Evidence of increased guanylate cyclase activation by acetylcysteine in fulminant hepatic failure



Patients with fulminant hepatic failure (FHF) have a severe microcirculatory disturbance causing tissue hypoxia. Infusion of acetylcysteine improves survival and reduces the incidence of multiorgan failure by enhancing tissue oxygenation. Because the observed circulatory effects of acetylcysteine in FHF are similar to and synergistic with those produced by the microcirculatory vasodilator prostacyclin, we postulated that acetylcysteine might potentiate an endogenous vasodilator.
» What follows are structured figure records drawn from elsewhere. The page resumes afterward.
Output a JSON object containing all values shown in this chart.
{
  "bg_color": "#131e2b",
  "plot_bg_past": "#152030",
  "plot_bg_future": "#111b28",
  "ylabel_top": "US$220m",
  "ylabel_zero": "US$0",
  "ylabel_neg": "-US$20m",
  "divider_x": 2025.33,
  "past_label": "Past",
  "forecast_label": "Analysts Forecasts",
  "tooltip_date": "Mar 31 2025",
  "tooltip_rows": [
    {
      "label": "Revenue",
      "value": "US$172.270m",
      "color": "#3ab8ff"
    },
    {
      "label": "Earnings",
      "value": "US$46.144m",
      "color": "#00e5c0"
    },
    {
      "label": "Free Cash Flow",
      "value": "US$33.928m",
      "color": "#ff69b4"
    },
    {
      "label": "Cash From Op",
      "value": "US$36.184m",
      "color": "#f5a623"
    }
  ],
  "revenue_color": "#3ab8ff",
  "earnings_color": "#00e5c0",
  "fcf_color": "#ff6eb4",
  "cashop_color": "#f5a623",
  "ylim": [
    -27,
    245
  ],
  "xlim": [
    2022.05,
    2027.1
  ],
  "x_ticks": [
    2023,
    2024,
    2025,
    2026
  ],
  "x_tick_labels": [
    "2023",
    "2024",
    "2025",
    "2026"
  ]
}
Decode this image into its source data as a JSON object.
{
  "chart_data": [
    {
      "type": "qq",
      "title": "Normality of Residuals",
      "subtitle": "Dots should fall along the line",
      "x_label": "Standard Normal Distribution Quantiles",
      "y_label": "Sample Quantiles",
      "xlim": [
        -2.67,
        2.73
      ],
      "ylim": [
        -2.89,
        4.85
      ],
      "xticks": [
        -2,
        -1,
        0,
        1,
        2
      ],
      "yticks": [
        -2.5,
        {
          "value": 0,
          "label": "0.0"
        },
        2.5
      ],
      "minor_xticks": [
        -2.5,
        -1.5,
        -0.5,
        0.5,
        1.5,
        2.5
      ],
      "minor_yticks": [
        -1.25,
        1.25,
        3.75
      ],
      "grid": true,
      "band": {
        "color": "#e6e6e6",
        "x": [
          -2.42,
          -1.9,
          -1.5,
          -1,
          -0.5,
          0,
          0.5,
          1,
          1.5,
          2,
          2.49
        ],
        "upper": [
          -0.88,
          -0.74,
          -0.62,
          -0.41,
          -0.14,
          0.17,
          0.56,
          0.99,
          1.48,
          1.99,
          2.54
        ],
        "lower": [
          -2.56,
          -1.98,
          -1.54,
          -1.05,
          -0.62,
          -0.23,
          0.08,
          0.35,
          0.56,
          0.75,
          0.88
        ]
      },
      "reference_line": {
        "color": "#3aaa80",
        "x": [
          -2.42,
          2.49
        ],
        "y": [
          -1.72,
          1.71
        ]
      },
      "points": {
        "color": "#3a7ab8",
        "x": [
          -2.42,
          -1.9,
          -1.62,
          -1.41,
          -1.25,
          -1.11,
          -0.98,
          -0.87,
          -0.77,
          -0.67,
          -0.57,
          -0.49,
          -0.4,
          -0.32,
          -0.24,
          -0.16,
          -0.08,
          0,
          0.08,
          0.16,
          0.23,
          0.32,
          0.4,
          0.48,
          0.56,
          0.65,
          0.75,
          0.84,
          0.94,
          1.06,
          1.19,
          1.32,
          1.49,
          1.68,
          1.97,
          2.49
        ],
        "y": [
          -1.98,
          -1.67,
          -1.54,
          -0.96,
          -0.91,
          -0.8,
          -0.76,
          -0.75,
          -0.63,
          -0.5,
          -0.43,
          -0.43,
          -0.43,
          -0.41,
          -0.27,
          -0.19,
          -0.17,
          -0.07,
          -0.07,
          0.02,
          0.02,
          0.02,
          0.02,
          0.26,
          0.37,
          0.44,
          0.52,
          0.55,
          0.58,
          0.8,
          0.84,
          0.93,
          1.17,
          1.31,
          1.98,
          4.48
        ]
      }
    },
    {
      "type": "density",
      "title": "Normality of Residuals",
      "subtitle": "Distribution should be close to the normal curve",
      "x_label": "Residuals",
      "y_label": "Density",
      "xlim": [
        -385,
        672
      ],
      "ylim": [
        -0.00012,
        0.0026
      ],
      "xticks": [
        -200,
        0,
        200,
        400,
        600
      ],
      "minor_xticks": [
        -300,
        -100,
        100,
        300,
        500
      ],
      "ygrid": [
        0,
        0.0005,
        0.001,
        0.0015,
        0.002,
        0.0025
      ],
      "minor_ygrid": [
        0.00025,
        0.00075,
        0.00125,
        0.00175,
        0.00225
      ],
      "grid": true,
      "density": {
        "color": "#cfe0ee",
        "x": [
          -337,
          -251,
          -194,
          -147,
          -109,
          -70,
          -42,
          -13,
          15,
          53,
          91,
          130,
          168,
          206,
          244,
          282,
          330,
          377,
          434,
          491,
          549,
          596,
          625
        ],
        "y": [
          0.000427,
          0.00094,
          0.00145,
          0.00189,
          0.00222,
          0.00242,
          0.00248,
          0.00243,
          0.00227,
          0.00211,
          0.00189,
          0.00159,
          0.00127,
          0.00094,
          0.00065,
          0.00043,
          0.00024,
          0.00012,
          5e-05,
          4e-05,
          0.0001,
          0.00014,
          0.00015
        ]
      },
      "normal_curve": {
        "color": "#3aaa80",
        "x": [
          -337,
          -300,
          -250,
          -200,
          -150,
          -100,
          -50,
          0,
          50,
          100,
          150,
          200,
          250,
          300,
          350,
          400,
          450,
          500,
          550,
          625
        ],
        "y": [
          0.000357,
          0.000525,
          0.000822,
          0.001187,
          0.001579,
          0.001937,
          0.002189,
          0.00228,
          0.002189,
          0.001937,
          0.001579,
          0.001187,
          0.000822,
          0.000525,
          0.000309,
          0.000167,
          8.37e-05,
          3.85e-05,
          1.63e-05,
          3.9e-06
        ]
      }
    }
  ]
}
Nitric oxide, a vasodilator that activates soluble guanylate cyclase, is a possible candidate as plasma cyclic 3′,5′-guanosine monophosphate (cGMP) is raised in FHF, and in vitro acetylcysteine has been found to enhance soluble guanylate cyclase activity. To investigate this possible mechanism further, plasma cGMP was measured before and after acetylcysteine infusion in 24 patients with FHF and again in 6 patients after recovery from acute illness. cGMP levels were high in FHF during acute illness (median, 7.0 nmol/L [interquartile range, 2.6-10.0]) in comparison with levels taken after recovery (1.5 nmol/L [1.0-1.9]; P < .05). Levels rose further after acetylcysteine infusion in the FHF cases (mean increase, 204% [95% CI; 49 to +360]; P < .01) but not in the cases after recovery (38% [-7 to +84]). There were no significant changes in levels of plasma atrial natriuretic peptide (ANP) or cyclic adenosine monophosphate (cAMP) (mean increases, 8% [-6 to +22] and 17% [-9 to +43], respectively). The findings further support the hypothesis that the beneficial hemodynamic effects of acetylcysteine in FHF are mediated by enhancing the activity of the nitric oxide/soluble guanylate cyclase enzyme system.